Personajes como Diane, Marissa, Maia, Lucca o Liz nos muestran no solo las dificultades que las mujeres siguen teniendo para triunfar –e incluso diría yo, para sobrevivir– en un mundo hecho a nuestra imagen y semejanza, sino también que el término mujer nunca se debe conjugar en singular. Y no solo porque cada una de ellas tenga una identidad propia, incluidas contradicciones y hasta asunción en algunos casos de inevitables patrones masculinos, sino porque además en cada mujer se acumulan diversas experiencias de discriminación, exclusión o simplemente negación. Y que por tanto hay que ampliar la mirada e ir más allá de lo que podría ser un feminismo etnocéntrico y excluyente. En The Good Fight las mujeres están unidas justamente por la vivencia compartida de esa supervivencia y, además, como vamos viendo progresivamente en la serie, por la necesidad que siente de sumar energías y estrategias frente a un monstruo que amenaza no solo sus libertades sino la supervivencia misma del sistema de Derecho –y derechos– para el que trabajan.

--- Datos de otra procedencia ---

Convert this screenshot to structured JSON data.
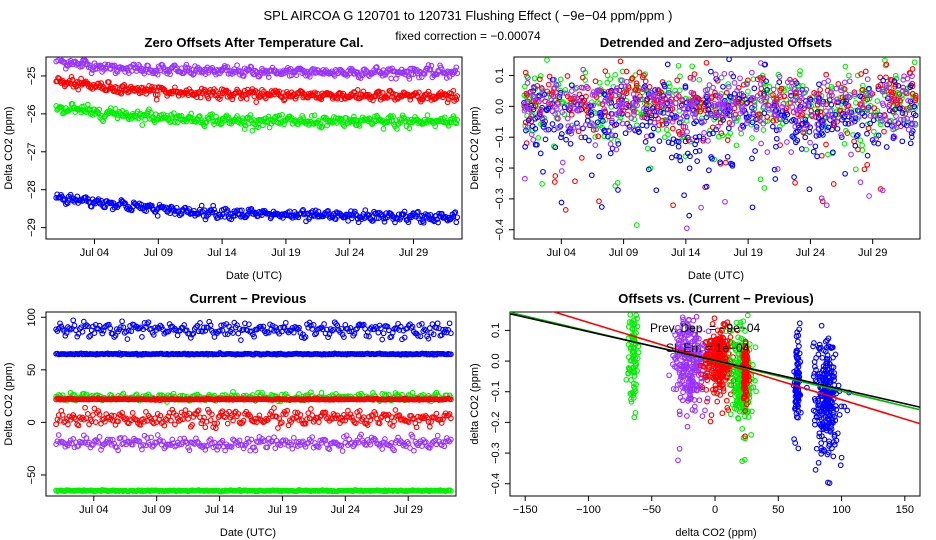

Escribe con razón Rebecca Traister que “la ira también puede surgir del afán de acabar con la injusticia, del deseo de liberar a los que han sido injustamente oprimidos”. Yo creo que esa es una de las muchas lecciones que nos están enseñando la cuarta ola feminista y que, ojalá no me equivoque, es la única gran revolución que puede salvar a la Humanidad del desastre. Necesitamos de ese combustible para que prenda la llama de la acción política. Solo así, como hace décadas nos explicó Audre Lorde, podremos superar las certezas que durante siglos han prorrogado los privilegios masculinos. Lo cual supone, entre otras cosas, superar la visión de que el feminismo puede ser algo cool e inofensivo. Mujeres como las de The Good Fight nos demuestran que ya están hartas y cansadas de ser vistas como medusas, como histéricas o como muñecas sonrientes. Y que la ira puede ser también una forma de conectarse, de darse cuenta de que no están solas y que es el sistema el que se ha empeñado en acallarlas. Una lección que los hombres deberíamos ir teniendo en cuenta no para aumentar nuestra rabia de machitos ofendidos sino para ser capaces de desmontar la masculinidad que genera tantas víctimas. Esa es, sin duda, la “buena batalla” que entre todas y todos deberíamos librar más pronto que tarde.